Bone scanning is an imaging procedure that is occasionally used to diagnose a fracture, particularly if other tests, such as plain x-rays and CT or MRI, do not reveal the fracture. Bone scanning involves use of a radioactive substance (technetium-99m–labeled pyrophosphate) that is absorbed by any healing bone. The procedure can also be used when a bone infection or a tumor that has spread from a cancer elsewhere in the body is suspected. Although a bone scan may show a problem in the bone, it may not show whether the problem is a fracture, tumor, or infection. The radioactive substance is given by vein (intravenously) and is detected by a bone-scanning device, which creates an image of the bone that can be viewed on a computer screen.
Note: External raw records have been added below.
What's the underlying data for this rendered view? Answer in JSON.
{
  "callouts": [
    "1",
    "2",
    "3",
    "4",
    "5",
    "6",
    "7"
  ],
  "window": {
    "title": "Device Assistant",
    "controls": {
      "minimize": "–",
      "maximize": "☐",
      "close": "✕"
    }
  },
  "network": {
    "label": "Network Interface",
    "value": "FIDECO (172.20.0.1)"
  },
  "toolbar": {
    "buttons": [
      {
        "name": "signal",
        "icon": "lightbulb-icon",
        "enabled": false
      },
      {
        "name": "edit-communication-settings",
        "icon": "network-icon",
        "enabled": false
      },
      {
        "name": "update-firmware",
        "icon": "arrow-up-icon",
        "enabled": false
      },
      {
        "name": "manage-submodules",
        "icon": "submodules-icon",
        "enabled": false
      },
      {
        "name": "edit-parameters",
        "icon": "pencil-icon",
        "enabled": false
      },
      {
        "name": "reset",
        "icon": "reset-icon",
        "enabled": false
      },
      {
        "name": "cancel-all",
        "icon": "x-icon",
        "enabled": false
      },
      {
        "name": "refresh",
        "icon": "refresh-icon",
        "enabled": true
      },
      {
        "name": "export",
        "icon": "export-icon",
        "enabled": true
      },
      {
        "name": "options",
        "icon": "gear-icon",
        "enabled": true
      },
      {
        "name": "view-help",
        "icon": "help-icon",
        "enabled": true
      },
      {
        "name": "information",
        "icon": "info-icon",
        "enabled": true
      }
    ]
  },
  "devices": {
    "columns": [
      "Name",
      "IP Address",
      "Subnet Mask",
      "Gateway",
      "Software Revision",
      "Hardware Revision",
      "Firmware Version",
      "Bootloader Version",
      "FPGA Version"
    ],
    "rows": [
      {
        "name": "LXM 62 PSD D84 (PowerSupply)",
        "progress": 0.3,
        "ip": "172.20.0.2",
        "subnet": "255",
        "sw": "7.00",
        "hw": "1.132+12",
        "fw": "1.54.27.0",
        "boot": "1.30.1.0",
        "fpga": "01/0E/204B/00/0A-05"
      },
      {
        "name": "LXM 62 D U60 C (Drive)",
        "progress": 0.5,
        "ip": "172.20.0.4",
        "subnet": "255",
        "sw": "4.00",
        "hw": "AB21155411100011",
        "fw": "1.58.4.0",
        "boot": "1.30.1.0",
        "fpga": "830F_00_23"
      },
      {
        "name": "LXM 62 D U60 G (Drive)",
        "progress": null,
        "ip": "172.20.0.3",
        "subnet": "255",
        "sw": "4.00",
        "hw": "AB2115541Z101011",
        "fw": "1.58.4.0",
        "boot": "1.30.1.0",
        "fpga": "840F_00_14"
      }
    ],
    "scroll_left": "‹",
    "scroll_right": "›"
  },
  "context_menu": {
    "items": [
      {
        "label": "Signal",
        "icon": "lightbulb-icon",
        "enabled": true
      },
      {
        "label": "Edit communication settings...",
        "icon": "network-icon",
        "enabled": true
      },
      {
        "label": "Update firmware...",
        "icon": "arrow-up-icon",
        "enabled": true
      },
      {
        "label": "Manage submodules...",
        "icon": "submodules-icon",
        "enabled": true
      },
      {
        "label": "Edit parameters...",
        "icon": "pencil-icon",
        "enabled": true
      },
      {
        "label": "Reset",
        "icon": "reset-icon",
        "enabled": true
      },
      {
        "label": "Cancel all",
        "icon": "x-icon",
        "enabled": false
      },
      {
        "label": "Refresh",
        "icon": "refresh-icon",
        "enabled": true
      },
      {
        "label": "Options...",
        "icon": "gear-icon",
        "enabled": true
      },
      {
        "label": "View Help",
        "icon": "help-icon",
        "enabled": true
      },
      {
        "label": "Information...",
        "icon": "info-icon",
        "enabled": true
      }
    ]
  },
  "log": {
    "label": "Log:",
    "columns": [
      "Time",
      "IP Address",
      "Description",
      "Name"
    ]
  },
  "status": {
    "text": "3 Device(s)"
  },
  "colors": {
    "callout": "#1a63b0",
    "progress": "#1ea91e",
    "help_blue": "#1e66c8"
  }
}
Joint aspiration (arthrocentesis) is used to diagnose certain joint problems. For example, it is the most direct and accurate way to determine whether joint pain and swelling is caused by an infection or crystal-related arthritis (such as gout). For this procedure, a doctor first injects an anesthetic to numb the area. Then the doctor inserts a larger needle into the joint space, draws out (aspirates) joint fluid (synovial fluid), and examines the fluid under a microscope. A doctor removes as much fluid as possible and notes its color and clarity. Other tests, such as white blood cell count and culture, are done on the fluid. The doctor can often make a diagnosis after analyzing the fluid. For example, a sample of fluid may contain bacteria, which confirm a diagnosis of infection. Or, it may contain certain crystals. For example, finding uric acid crystals confirms a diagnosis of gout, and calcium pyrophosphate dihydrate crystals confirm a diagnosis of pseudogout (see page Pseudogout). Usually done in the doctor's office or an emergency department, this procedure is typically quick, easy, and relatively painless. The risk of joint infection is minimal.
Arthroscopy is a procedure in which a small (diameter of a pencil) fiberoptic scope is inserted into a joint space, allowing the doctor to look inside the joint and to project the image onto a video monitor. The skin incision is very small. This procedure is done in a hospital or surgical center. The person is given local, spinal, or general anesthesia or a combination. During arthroscopy, doctors can take a piece of tissue (such as joint cartilage or the joint capsule) for analysis (biopsy), and, if necessary, do surgery to correct the condition. Disorders commonly found during arthroscopy include inflammation of the synovium lining the joint (synovitis); ligament, tendon, or cartilage tears; and loose pieces of bone or cartilage. Such conditions affect people with arthritis or previous joint injuries as well as athletes. All of these conditions can be repaired or removed during arthroscopy. There is a very small risk of joint infection with this procedure.
Recovery time after arthroscopic surgery is much faster than after traditional surgery. Most people do not need to stay overnight in the hospital.